彼女がしんだこと、サークルの人はほとんど知らなかった。幽霊部員になっちゃったくらいに思ってる人が大半だったのかも。それかみんな、噂には聞いてるけど知らないふりしてたのかも。
 私は彼女がしんだ次の年の夏、1本短い映画を撮った。はるま先輩とよく二人で遊ぶようになって、つけめんを食べた日の帰り道、はるま先輩に告白されて、断った。そして次の冬、彼女のことは特に関係なしにパタリとサークルに行くのはやめた。

 つい先々月、サークルの先輩のひとりが結婚式を挙げて、そのあとみんなで神楽坂の居酒屋で飲んだとき。
 先輩のひとりが、突然彼女の名前を挙げた。
「聞きづらかったんだけど、あの子って、しんじゃったの」
 わたしは、焼いたのどぐろをつつきながら
「はい」と答えた。
「そっか」
 先輩の反応は、いつぞやのはるま先輩のそれと一緒だった。
「それだれだっけ」
「ほら、あの、はるまのこと好きで追いかけ回ってた…」
「ショートカットの?え、しんだの?まじで?」
「お前仲良かったもんな。辛くなかったの」
「そんなに仲良くはなかったです」
 そう、そんなに仲良くなかった。
 泣けるほど、悲しめるほど、長い時間を過ごしたわけじゃない。
 わたしが知ってるのは彼女の、大学1年生のたったの半年だけ。
 辛いかといったら、辛くないんだと思う。わたし、彼女がしんだ日の次の日だってふつうに学校いってバイト行って、ごはんだってふつうに食べてた。辛くない自分、ひどいなって思いながら、ごはんふつうに食べてた。
 そのことを思い出して、あれから7年経った今、喉の奥がつっかえそうになる。
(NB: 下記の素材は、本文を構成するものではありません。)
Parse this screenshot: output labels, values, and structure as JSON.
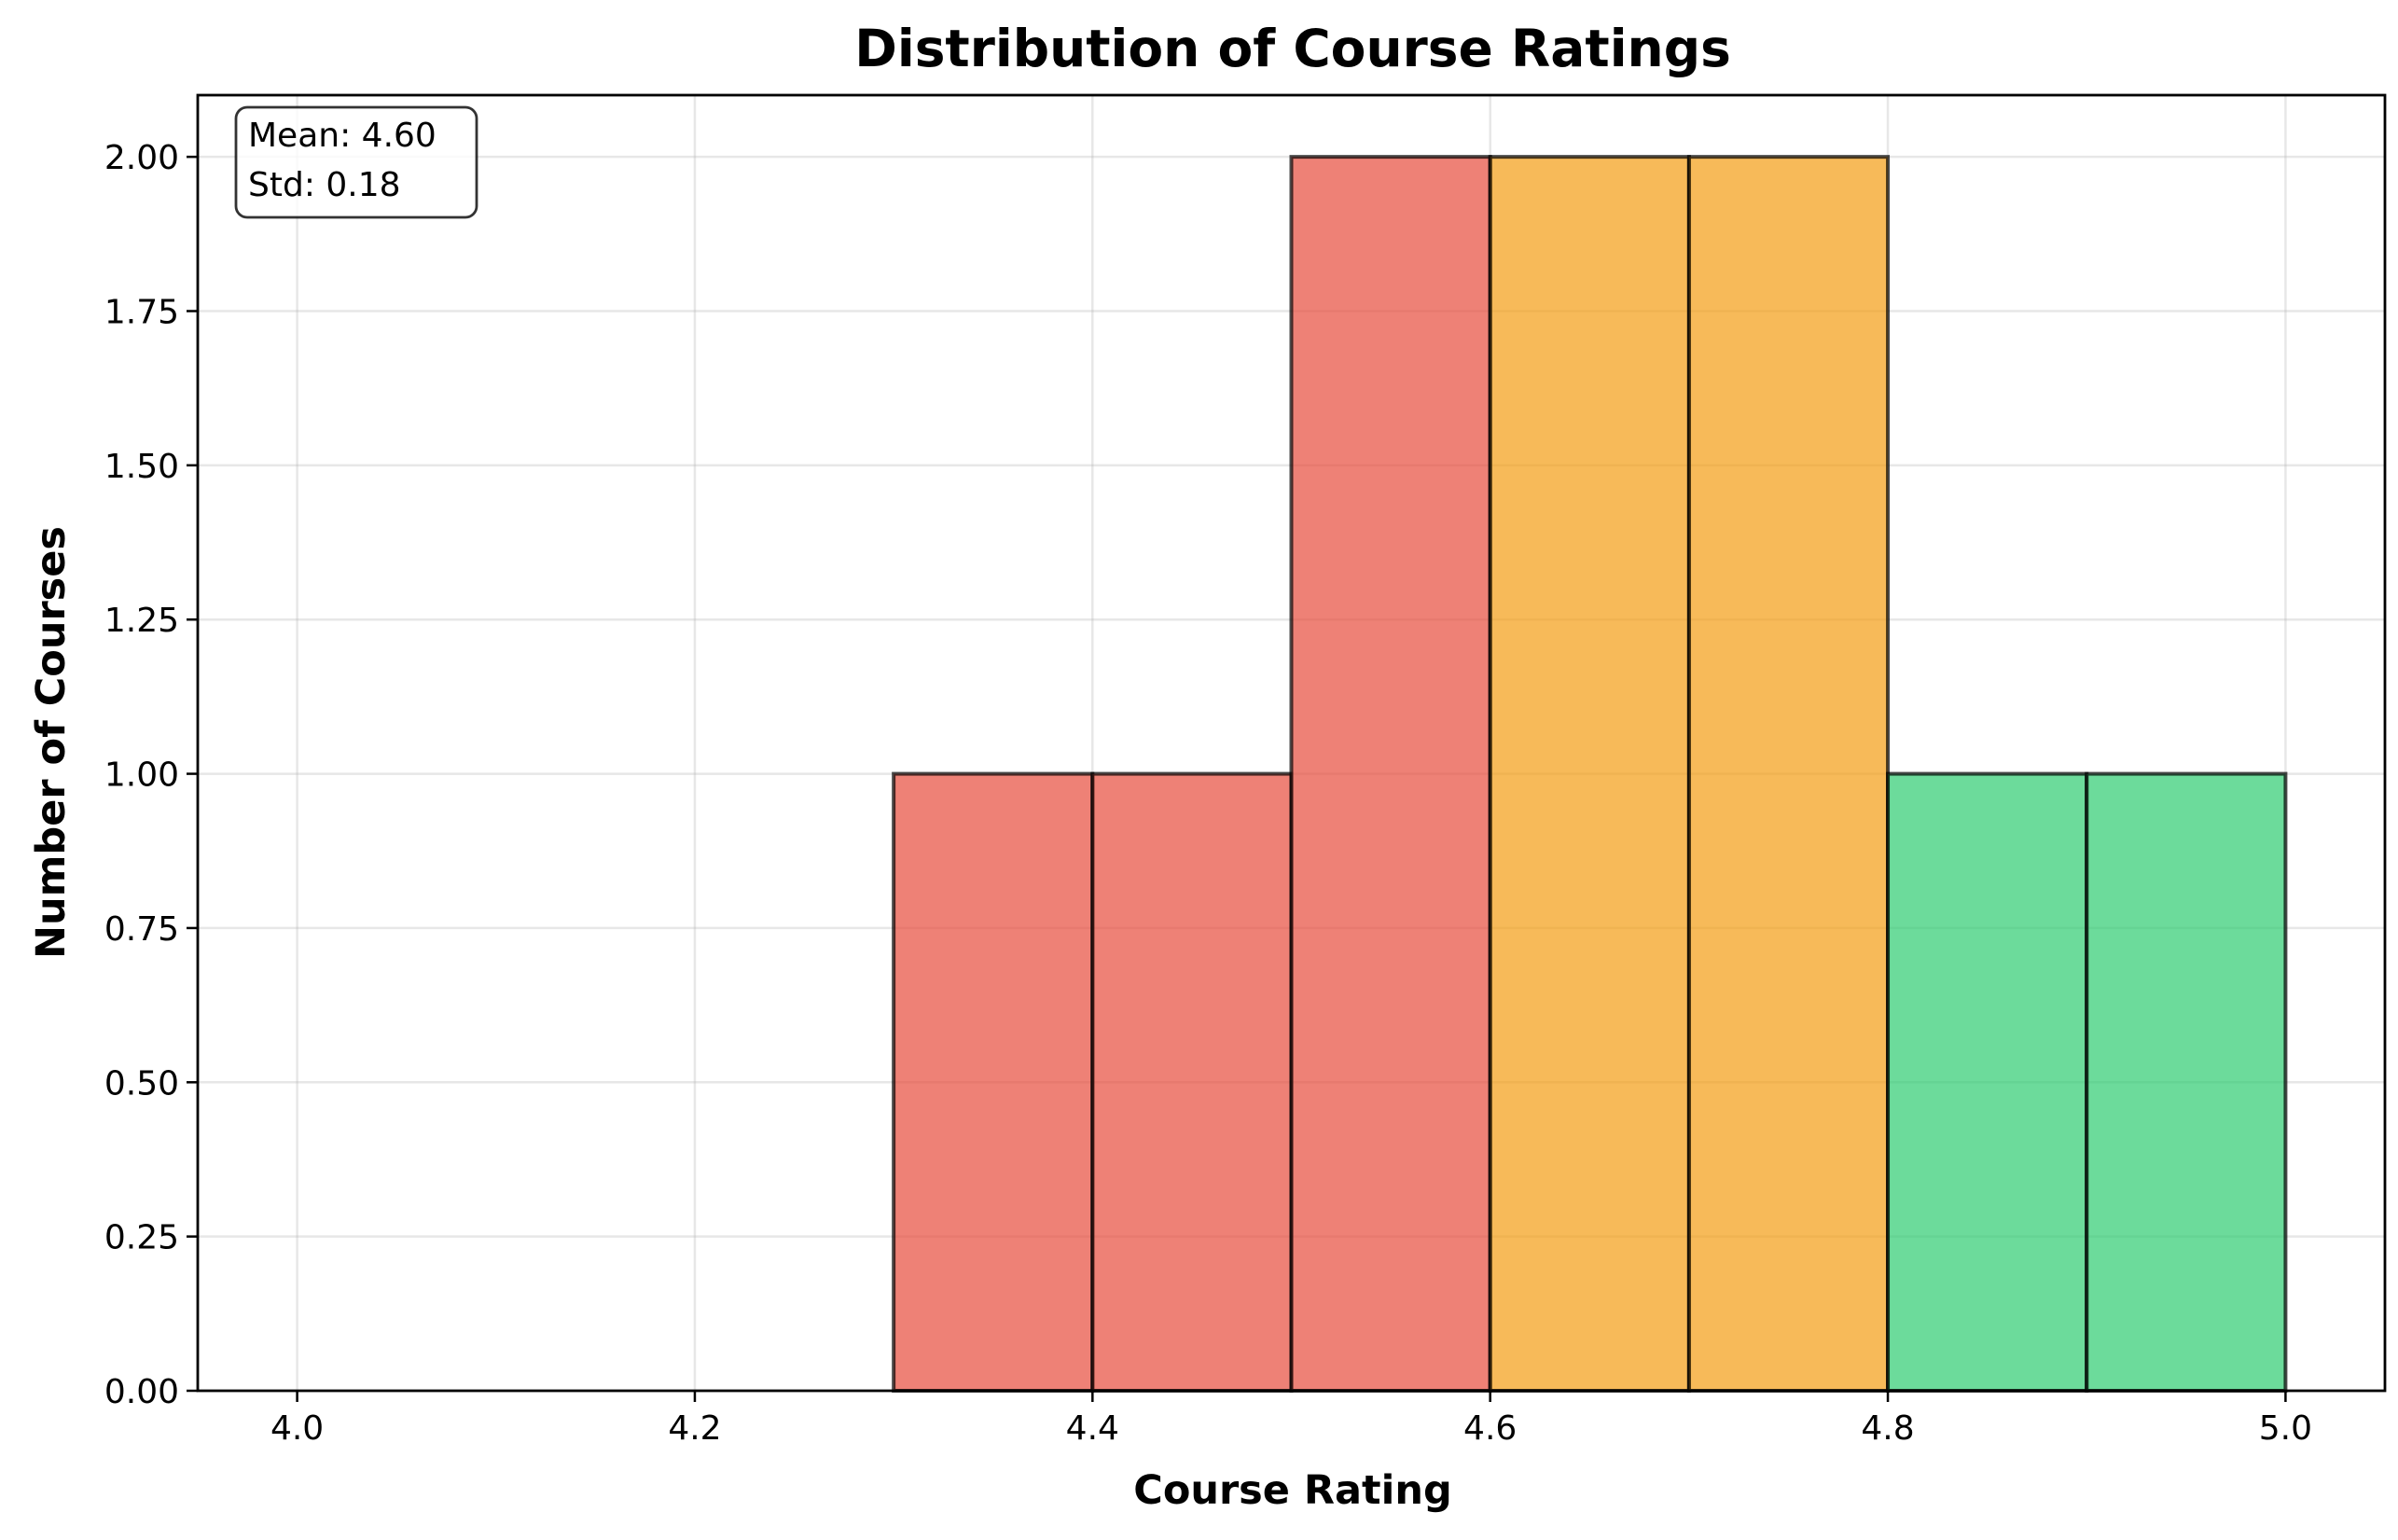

酔っ払っていた私は、だーっと、先輩たちに当時のことを話した。
「文化祭の時、あの子から、はるま先輩の写真送ってってLINEがきててたんです。ちょうど入院しちゃって文化祭これなかったから。はるま先輩に写真撮りましょうっていうの面倒だなあ、やだなあって思ってて、それで、写真、撮らなくて。写真送れなくて。ごめんねとかも言ってなくて。なんか、なんとなく返事返さないまんまでいたら、そのまま、植物状態になったって、聞いて、うそかと思って。うそじゃなかったですけど」
 私は、なんで、はるま先輩の写真撮ってあげなかったんだろうってずっと思ってた。あの子に送ってあげなかった。写真撮らなかった。文化祭、あの子のことを忘れて楽しんだ。そのとき、あの子はもうすでに、植物状態になってたのに。
 その日、先輩たちと、延々と飲んだ。
大学の時は朝まで飲んでみんなで吉野家で牛丼を食べて帰ったりしたけど、それなりに大人になった私たちは終電で帰った。
 先輩のひとりが、去年生まれた赤ちゃんの寝返りの動画を見せてくれた。
 のどぐろ、おいしかった。
 あの子の分まで生き延びようとか、そんな前のめりなことは思わない。ドラマとかでそういう類のセリフを聞くたびに、なんて独りよがりなんだろうって思う。
 彼女の人生はぜったいに彼女のものだ。
 そんなに仲良くなかったけど、忘れないで、たまに眠れなくなりながら、とりあえず引き続き、生活したりなど、するから。
 と思ったよ、ごめん、そんなんしか、まだ、ないけど。